Three of the holding penalties were in a seven-play span early in the third quarter and two of those three were on running plays. In all, the Broncos were flagged 10 times overall -- offense, defense and special teams combined -- in the second half of the loss. Four of those second-half penalties were declined by the Steelers, but it is worth noting the Broncos did not score after halftime while the Steelers scored 21 of their 34 points after halftime.
“The bottom line is that we have to execute better,’’ said Broncos coach Gary Kubiak. “ ... I think we had six or seven offensive penalties in the second half of the game, you’re going to have a hard time executing. That’s what we need to correct.’’
The Broncos have had three games this season with more than 100 yards worth of assessed penalties and have been assessed 305 more penalty yards than their opponents this season.
It’s been a particular issue for the offense with eight holding penalties in the last four games.

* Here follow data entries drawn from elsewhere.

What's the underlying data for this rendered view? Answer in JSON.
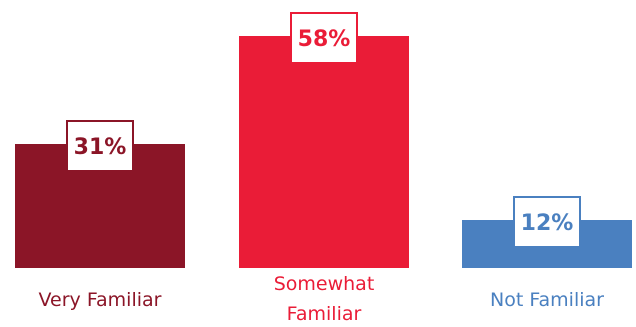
{
  "chart_data": {
    "type": "bar",
    "categories": [
      "Very Familiar",
      "Somewhat Familiar",
      "Not Familiar"
    ],
    "category_lines": [
      [
        "Very Familiar"
      ],
      [
        "Somewhat",
        "Familiar"
      ],
      [
        "Not Familiar"
      ]
    ],
    "values": [
      31,
      58,
      12
    ],
    "value_labels": [
      "31%",
      "58%",
      "12%"
    ],
    "colors": [
      "#8b1527",
      "#ea1c37",
      "#4a80c0"
    ],
    "label_colors": [
      "#8b1527",
      "#ea1c37",
      "#4a80c0"
    ],
    "ylim": [
      0,
      100
    ],
    "title": "",
    "xlabel": "",
    "ylabel": ""
  }
}
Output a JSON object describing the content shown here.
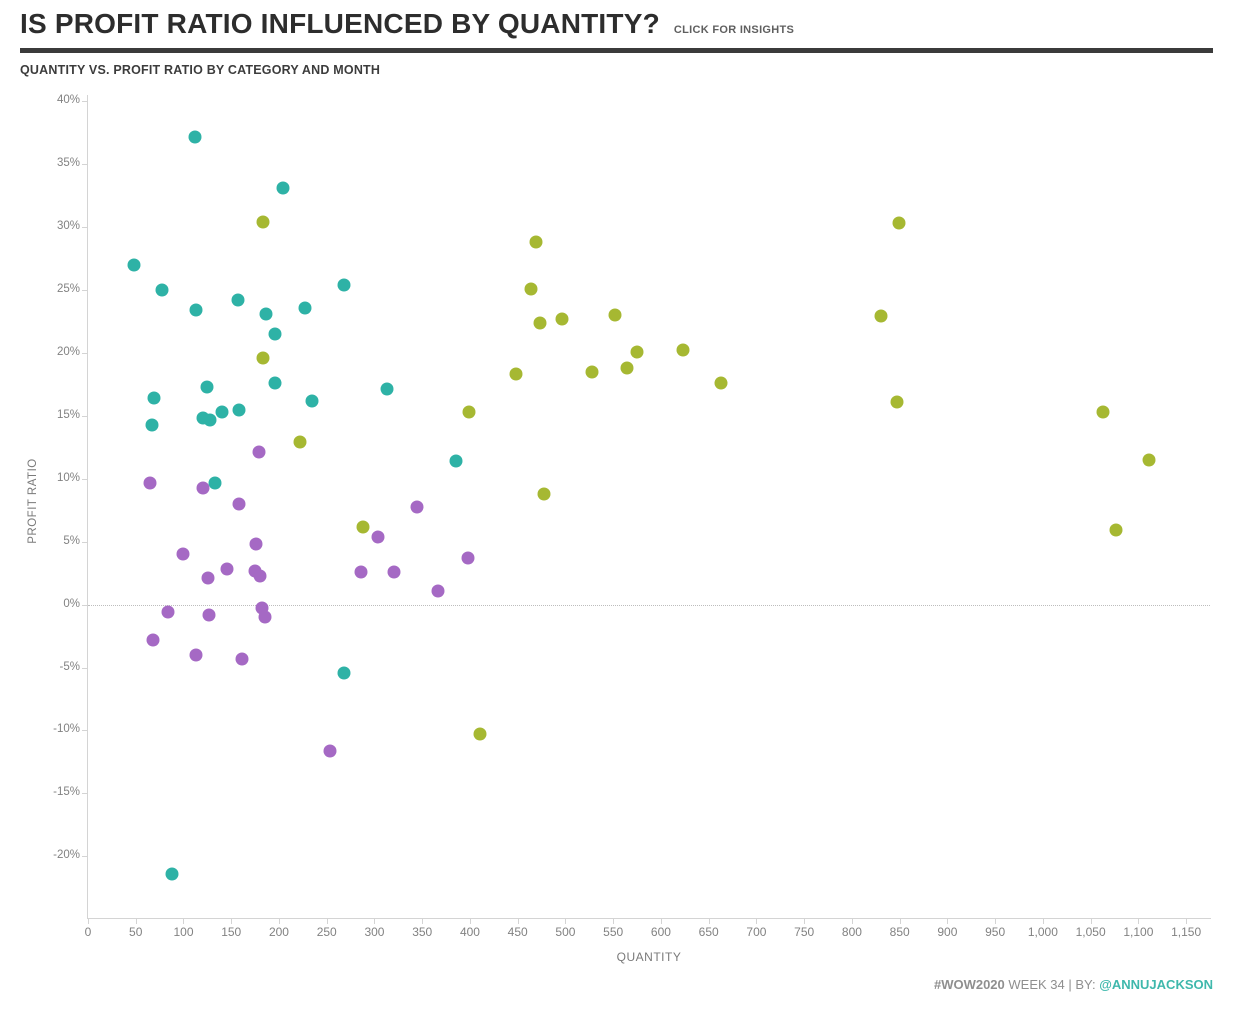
{
  "header": {
    "title": "IS PROFIT RATIO INFLUENCED BY QUANTITY?",
    "insights_link": "CLICK FOR INSIGHTS",
    "section_title": "QUANTITY VS. PROFIT RATIO BY CATEGORY AND MONTH"
  },
  "footer": {
    "hashtag": "#WOW2020",
    "middle": " WEEK 34 | BY: ",
    "author": "@ANNUJACKSON"
  },
  "colors": {
    "teal": "#2eb2a6",
    "olive": "#a6b832",
    "purple": "#a569c4",
    "divider": "#3b3b3b",
    "footer_accent": "#3fb8ac"
  },
  "chart_data": {
    "type": "scatter",
    "title": "QUANTITY VS. PROFIT RATIO BY CATEGORY AND MONTH",
    "xlabel": "QUANTITY",
    "ylabel": "PROFIT RATIO",
    "xlim": [
      0,
      1175
    ],
    "ylim": [
      -24.9,
      40.5
    ],
    "grid": false,
    "legend": "none",
    "zero_reference_line": 0,
    "x_tick_values": [
      0,
      50,
      100,
      150,
      200,
      250,
      300,
      350,
      400,
      450,
      500,
      550,
      600,
      650,
      700,
      750,
      800,
      850,
      900,
      950,
      1000,
      1050,
      1100,
      1150
    ],
    "x_tick_labels": [
      "0",
      "50",
      "100",
      "150",
      "200",
      "250",
      "300",
      "350",
      "400",
      "450",
      "500",
      "550",
      "600",
      "650",
      "700",
      "750",
      "800",
      "850",
      "900",
      "950",
      "1,000",
      "1,050",
      "1,100",
      "1,150"
    ],
    "y_tick_values": [
      40,
      35,
      30,
      25,
      20,
      15,
      10,
      5,
      0,
      -5,
      -10,
      -15,
      -20
    ],
    "y_tick_labels": [
      "40%",
      "35%",
      "30%",
      "25%",
      "20%",
      "15%",
      "10%",
      "5%",
      "0%",
      "-5%",
      "-10%",
      "-15%",
      "-20%"
    ],
    "series": [
      {
        "name": "teal-category",
        "color": "#2eb2a6",
        "points": [
          [
            48,
            27.0
          ],
          [
            77,
            25.0
          ],
          [
            112,
            37.2
          ],
          [
            113,
            23.4
          ],
          [
            157,
            24.2
          ],
          [
            186,
            23.1
          ],
          [
            204,
            33.1
          ],
          [
            227,
            23.6
          ],
          [
            268,
            25.4
          ],
          [
            196,
            21.5
          ],
          [
            196,
            17.6
          ],
          [
            125,
            17.3
          ],
          [
            67,
            14.3
          ],
          [
            69,
            16.4
          ],
          [
            120,
            14.8
          ],
          [
            128,
            14.7
          ],
          [
            140,
            15.3
          ],
          [
            158,
            15.5
          ],
          [
            235,
            16.2
          ],
          [
            313,
            17.1
          ],
          [
            133,
            9.7
          ],
          [
            385,
            11.4
          ],
          [
            268,
            -5.4
          ],
          [
            88,
            -21.4
          ]
        ]
      },
      {
        "name": "olive-category",
        "color": "#a6b832",
        "points": [
          [
            183,
            30.4
          ],
          [
            183,
            19.6
          ],
          [
            222,
            12.9
          ],
          [
            288,
            6.2
          ],
          [
            469,
            28.8
          ],
          [
            464,
            25.1
          ],
          [
            473,
            22.4
          ],
          [
            496,
            22.7
          ],
          [
            552,
            23.0
          ],
          [
            575,
            20.1
          ],
          [
            623,
            20.2
          ],
          [
            564,
            18.8
          ],
          [
            528,
            18.5
          ],
          [
            448,
            18.3
          ],
          [
            663,
            17.6
          ],
          [
            399,
            15.3
          ],
          [
            478,
            8.8
          ],
          [
            411,
            -10.3
          ],
          [
            849,
            30.3
          ],
          [
            830,
            22.9
          ],
          [
            847,
            16.1
          ],
          [
            1063,
            15.3
          ],
          [
            1111,
            11.5
          ],
          [
            1077,
            5.9
          ]
        ]
      },
      {
        "name": "purple-category",
        "color": "#a569c4",
        "points": [
          [
            65,
            9.7
          ],
          [
            120,
            9.3
          ],
          [
            179,
            12.1
          ],
          [
            158,
            8.0
          ],
          [
            176,
            4.8
          ],
          [
            99,
            4.0
          ],
          [
            146,
            2.8
          ],
          [
            126,
            2.1
          ],
          [
            175,
            2.7
          ],
          [
            180,
            2.3
          ],
          [
            84,
            -0.6
          ],
          [
            127,
            -0.8
          ],
          [
            182,
            -0.3
          ],
          [
            185,
            -1.0
          ],
          [
            68,
            -2.8
          ],
          [
            113,
            -4.0
          ],
          [
            161,
            -4.3
          ],
          [
            253,
            -11.6
          ],
          [
            345,
            7.8
          ],
          [
            304,
            5.4
          ],
          [
            286,
            2.6
          ],
          [
            320,
            2.6
          ],
          [
            367,
            1.1
          ],
          [
            398,
            3.7
          ]
        ]
      }
    ]
  }
}
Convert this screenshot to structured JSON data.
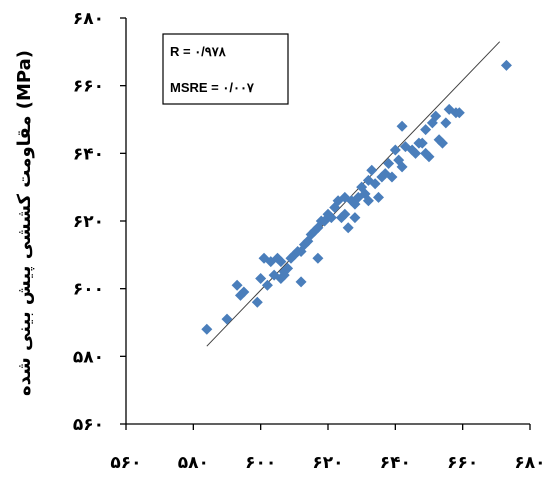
{
  "chart_data": {
    "type": "scatter",
    "title": "",
    "xlabel": "",
    "ylabel": "مقاومت کششی پیش بینی شده (MPa)",
    "xlim": [
      560,
      680
    ],
    "ylim": [
      560,
      680
    ],
    "x_ticks": [
      560,
      580,
      600,
      620,
      640,
      660,
      680
    ],
    "y_ticks": [
      560,
      580,
      600,
      620,
      640,
      660,
      680
    ],
    "x_tick_labels": [
      "۵۶۰",
      "۵۸۰",
      "۶۰۰",
      "۶۲۰",
      "۶۴۰",
      "۶۶۰",
      "۶۸۰"
    ],
    "y_tick_labels": [
      "۵۶۰",
      "۵۸۰",
      "۶۰۰",
      "۶۲۰",
      "۶۴۰",
      "۶۶۰",
      "۶۸۰"
    ],
    "grid": false,
    "marker": "diamond",
    "marker_color": "#4a7ebb",
    "annotations": [
      "R = ۰/۹۷۸",
      "MSRE = ۰/۰۰۷"
    ],
    "fit_line": {
      "x": [
        584,
        671
      ],
      "y": [
        583,
        673
      ]
    },
    "points": [
      [
        584,
        588
      ],
      [
        590,
        591
      ],
      [
        593,
        601
      ],
      [
        594,
        598
      ],
      [
        595,
        599
      ],
      [
        599,
        596
      ],
      [
        600,
        603
      ],
      [
        601,
        609
      ],
      [
        602,
        601
      ],
      [
        603,
        608
      ],
      [
        604,
        604
      ],
      [
        605,
        609
      ],
      [
        606,
        603
      ],
      [
        606,
        608
      ],
      [
        607,
        604
      ],
      [
        607,
        605
      ],
      [
        608,
        606
      ],
      [
        609,
        609
      ],
      [
        610,
        610
      ],
      [
        611,
        611
      ],
      [
        612,
        602
      ],
      [
        612,
        611
      ],
      [
        613,
        613
      ],
      [
        614,
        614
      ],
      [
        615,
        616
      ],
      [
        616,
        617
      ],
      [
        617,
        618
      ],
      [
        617,
        609
      ],
      [
        618,
        620
      ],
      [
        619,
        620
      ],
      [
        620,
        622
      ],
      [
        621,
        621
      ],
      [
        622,
        624
      ],
      [
        623,
        626
      ],
      [
        624,
        621
      ],
      [
        625,
        627
      ],
      [
        625,
        622
      ],
      [
        626,
        618
      ],
      [
        627,
        626
      ],
      [
        628,
        625
      ],
      [
        628,
        621
      ],
      [
        629,
        627
      ],
      [
        630,
        630
      ],
      [
        631,
        628
      ],
      [
        632,
        626
      ],
      [
        632,
        632
      ],
      [
        633,
        635
      ],
      [
        634,
        631
      ],
      [
        635,
        627
      ],
      [
        636,
        633
      ],
      [
        637,
        634
      ],
      [
        638,
        637
      ],
      [
        639,
        633
      ],
      [
        640,
        641
      ],
      [
        641,
        638
      ],
      [
        642,
        648
      ],
      [
        642,
        636
      ],
      [
        643,
        642
      ],
      [
        645,
        641
      ],
      [
        646,
        640
      ],
      [
        647,
        643
      ],
      [
        648,
        643
      ],
      [
        649,
        640
      ],
      [
        649,
        647
      ],
      [
        650,
        639
      ],
      [
        651,
        649
      ],
      [
        652,
        651
      ],
      [
        653,
        644
      ],
      [
        654,
        643
      ],
      [
        655,
        649
      ],
      [
        656,
        653
      ],
      [
        658,
        652
      ],
      [
        659,
        652
      ],
      [
        673,
        666
      ]
    ]
  }
}
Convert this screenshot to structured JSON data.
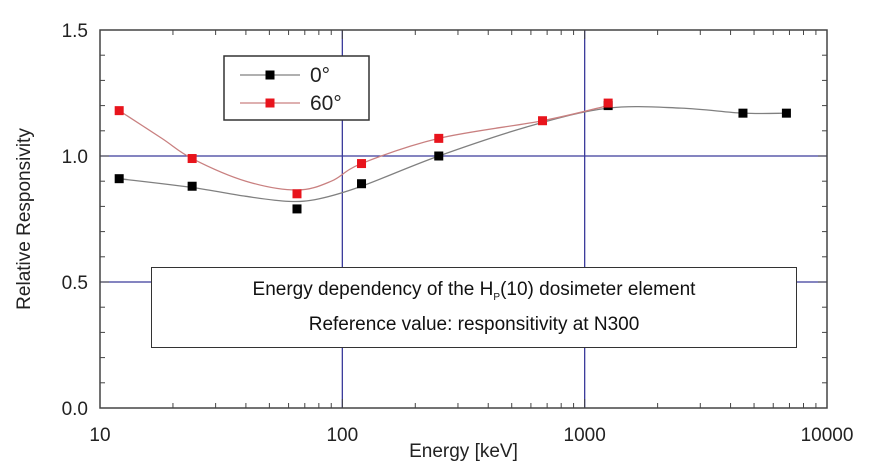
{
  "chart_data": {
    "type": "line",
    "xlabel": "Energy [keV]",
    "ylabel": "Relative Responsivity",
    "x_scale": "log",
    "xlim": [
      10,
      10000
    ],
    "ylim": [
      0.0,
      1.5
    ],
    "x_ticks": [
      "10",
      "100",
      "1000",
      "10000"
    ],
    "y_ticks": [
      "0.0",
      "0.5",
      "1.0",
      "1.5"
    ],
    "grid": "major gridlines at 100, 1000 keV and 0.5, 1.0",
    "legend": {
      "placement": "top-left"
    },
    "series": [
      {
        "name": "0°",
        "color": "#000000",
        "line_color": "#808080",
        "points": [
          {
            "x": 12,
            "y": 0.91
          },
          {
            "x": 24,
            "y": 0.88
          },
          {
            "x": 65,
            "y": 0.79
          },
          {
            "x": 120,
            "y": 0.89
          },
          {
            "x": 250,
            "y": 1.0
          },
          {
            "x": 1250,
            "y": 1.2
          },
          {
            "x": 4500,
            "y": 1.17
          },
          {
            "x": 6800,
            "y": 1.17
          }
        ],
        "curve": [
          {
            "x": 12,
            "y": 0.91
          },
          {
            "x": 24,
            "y": 0.875
          },
          {
            "x": 40,
            "y": 0.84
          },
          {
            "x": 60,
            "y": 0.82
          },
          {
            "x": 80,
            "y": 0.83
          },
          {
            "x": 120,
            "y": 0.88
          },
          {
            "x": 250,
            "y": 1.0
          },
          {
            "x": 600,
            "y": 1.12
          },
          {
            "x": 1250,
            "y": 1.19
          },
          {
            "x": 2500,
            "y": 1.19
          },
          {
            "x": 4500,
            "y": 1.17
          },
          {
            "x": 6800,
            "y": 1.17
          }
        ]
      },
      {
        "name": "60°",
        "color": "#e8141c",
        "line_color": "#c98080",
        "points": [
          {
            "x": 12,
            "y": 1.18
          },
          {
            "x": 24,
            "y": 0.99
          },
          {
            "x": 65,
            "y": 0.85
          },
          {
            "x": 120,
            "y": 0.97
          },
          {
            "x": 250,
            "y": 1.07
          },
          {
            "x": 670,
            "y": 1.14
          },
          {
            "x": 1250,
            "y": 1.21
          }
        ],
        "curve": [
          {
            "x": 12,
            "y": 1.18
          },
          {
            "x": 18,
            "y": 1.07
          },
          {
            "x": 24,
            "y": 0.99
          },
          {
            "x": 40,
            "y": 0.9
          },
          {
            "x": 65,
            "y": 0.865
          },
          {
            "x": 90,
            "y": 0.9
          },
          {
            "x": 120,
            "y": 0.97
          },
          {
            "x": 250,
            "y": 1.07
          },
          {
            "x": 670,
            "y": 1.14
          },
          {
            "x": 1250,
            "y": 1.2
          }
        ]
      }
    ],
    "annotation": {
      "line1_prefix": "Energy dependency of the H",
      "line1_subscript": "P",
      "line1_suffix": "(10) dosimeter element",
      "line2": "Reference value: responsitivity at N300"
    }
  },
  "colors": {
    "gridline": "#3a3a9a",
    "axis": "#444444"
  }
}
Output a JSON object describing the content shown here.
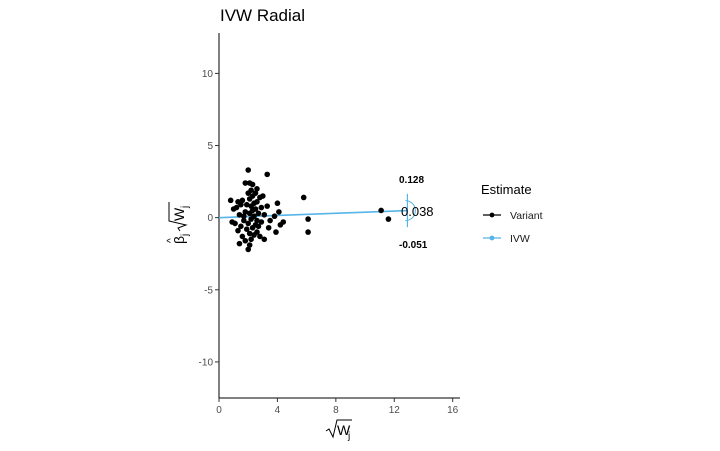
{
  "chart_data": {
    "type": "scatter",
    "title": "IVW Radial",
    "xlim": [
      0,
      16.5
    ],
    "ylim": [
      -12.5,
      12.8
    ],
    "x_ticks": [
      0,
      4,
      8,
      12,
      16
    ],
    "y_ticks": [
      -10,
      -5,
      0,
      5,
      10
    ],
    "legend": {
      "title": "Estimate",
      "position": "right",
      "items": [
        {
          "label": "Variant",
          "color": "#000000"
        },
        {
          "label": "IVW",
          "color": "#56B4E9"
        }
      ]
    },
    "ivw": {
      "slope": 0.038,
      "lower": -0.051,
      "upper": 0.128,
      "color": "#56B4E9"
    },
    "annotations": {
      "estimate": "0.038",
      "upper": "0.128",
      "lower": "-0.051"
    },
    "points": [
      [
        0.8,
        1.2
      ],
      [
        0.9,
        -0.3
      ],
      [
        1.0,
        0.6
      ],
      [
        1.1,
        -0.4
      ],
      [
        1.2,
        0.7
      ],
      [
        1.3,
        1.1
      ],
      [
        1.3,
        -0.9
      ],
      [
        1.4,
        0.2
      ],
      [
        1.4,
        -1.8
      ],
      [
        1.5,
        0.9
      ],
      [
        1.5,
        -0.6
      ],
      [
        1.6,
        1.2
      ],
      [
        1.6,
        -1.3
      ],
      [
        1.7,
        0.1
      ],
      [
        1.7,
        -0.2
      ],
      [
        1.8,
        2.4
      ],
      [
        1.8,
        0.4
      ],
      [
        1.8,
        -1.6
      ],
      [
        1.9,
        -0.8
      ],
      [
        1.9,
        0.9
      ],
      [
        2.0,
        3.3
      ],
      [
        2.0,
        1.7
      ],
      [
        2.0,
        -0.4
      ],
      [
        2.0,
        -2.2
      ],
      [
        2.1,
        2.4
      ],
      [
        2.1,
        1.3
      ],
      [
        2.1,
        0.3
      ],
      [
        2.1,
        -1.1
      ],
      [
        2.1,
        -1.9
      ],
      [
        2.2,
        1.9
      ],
      [
        2.2,
        0.8
      ],
      [
        2.2,
        -0.1
      ],
      [
        2.2,
        -1.5
      ],
      [
        2.3,
        2.3
      ],
      [
        2.3,
        1.5
      ],
      [
        2.3,
        0.5
      ],
      [
        2.3,
        -0.7
      ],
      [
        2.4,
        1.0
      ],
      [
        2.4,
        0.1
      ],
      [
        2.4,
        -1.2
      ],
      [
        2.5,
        1.7
      ],
      [
        2.5,
        0.6
      ],
      [
        2.5,
        -0.5
      ],
      [
        2.6,
        2.0
      ],
      [
        2.6,
        1.1
      ],
      [
        2.6,
        -0.2
      ],
      [
        2.6,
        -1.0
      ],
      [
        2.7,
        0.3
      ],
      [
        2.7,
        -0.6
      ],
      [
        2.8,
        1.4
      ],
      [
        2.8,
        -1.3
      ],
      [
        2.9,
        0.7
      ],
      [
        2.9,
        -0.3
      ],
      [
        3.0,
        1.5
      ],
      [
        3.1,
        0.2
      ],
      [
        3.1,
        -1.5
      ],
      [
        3.3,
        3.0
      ],
      [
        3.3,
        0.8
      ],
      [
        3.4,
        -0.7
      ],
      [
        3.5,
        -0.2
      ],
      [
        3.8,
        0.1
      ],
      [
        3.9,
        -1.0
      ],
      [
        4.0,
        1.0
      ],
      [
        4.1,
        0.4
      ],
      [
        4.2,
        -0.5
      ],
      [
        4.4,
        -0.3
      ],
      [
        5.8,
        1.4
      ],
      [
        6.1,
        -0.1
      ],
      [
        6.1,
        -1.0
      ],
      [
        11.1,
        0.5
      ],
      [
        11.6,
        -0.1
      ]
    ]
  }
}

Some other items off the game video:
It’s not often, as in ever, that cornerback Chris Harris Jr. loses his composure. But he said the pass-interference call with 7:54 remaining in the third quarter got to him a little bit more than he would have liked. With Harris, in good positon, running step-for-step with Antonio Brown up the right sideline, Brown put his left hand on Harris’ chest and then put his right arm over Harris’ helmet to give himself space to try to make a catch. Harris was flagged, resulting in a 26-yard gain for the Steelers on what had been an incomplete pass. Harris was furious following the play and still obviously angry when the Steelers snapped the ball for the next play. That was a 9-yard touchdown pass to Brown, over Harris, the first touchdown Harris had given up in man coverage in two years. “That was crazy, man, I don’t know,’’ Harris said of the play. “The NFL won’t let us, sometimes they don’t let us play football, that’s the way it is. It was a big momentum change. I’ve got to be able to let that go and just come back to the next play.’’ All in all, the play is a textbook example of why defenders are so frustrated in coverage in the current league-endorsed climate in the passing game.
The Steelers took advantage of the Broncos’ decision to match Harris on Brown in the game. Against an offense that isn’t so high-powered and against a quarterback who isn’t as dialed in as Ben Roethlisberger is right now, it’s Harris who would handle the opposition’s best slot receiver. But with Harris on Brown almost exclusively in the game, the Broncos often had Bradley Roby in the slot, on Markus Wheaton. Roethlisberger repeatedly went to that matchup, especially when the Broncos blitzed Roethlisberger, including the 9-yard touchdown throw to Wheaton early in the fourth quarter.
Malik Jackson, who is steadily building his case ahead of impending free agency and increasingly getting the attention of folks who have the checkbooks for other teams, is in such a groove at the moment that Jackson was held, and not just a little bit, on each of his two sacks against the Steelers. In a league that covets players who can generate pressure on quarterbacks from the inside Jackson has played on an upper-tier level this season.
Though the Broncos have been the league's sack leader much of the season, they haven't had to blitz all that much to do it, at least in terms of sending five or more rushers at opposing quarterbacks. But knowing they couldn’t let Roethlisberger, who is having his best career season as a passer, stand in and throw against routine pressures, the Broncos sent extra rushers at Roethlisberger more than any other quarterback they’ve faced this season. The Broncos sent more than four rushers at Roethlisberger on 31 snaps Sunday -- including penalty snaps. The Steelers were up to the challenge and held Von Miller and DeMarcus Ware without a sack and Roethlisberger finished with 380 yards passing. Before Sunday’s game, Minnesota Vikings quarterback Teddy Bridgewater and Indianapolis Colts quarterback Andrew Luck were the only opposing passers the Broncos had sent more than four rushers at on more than 20 snaps in a game.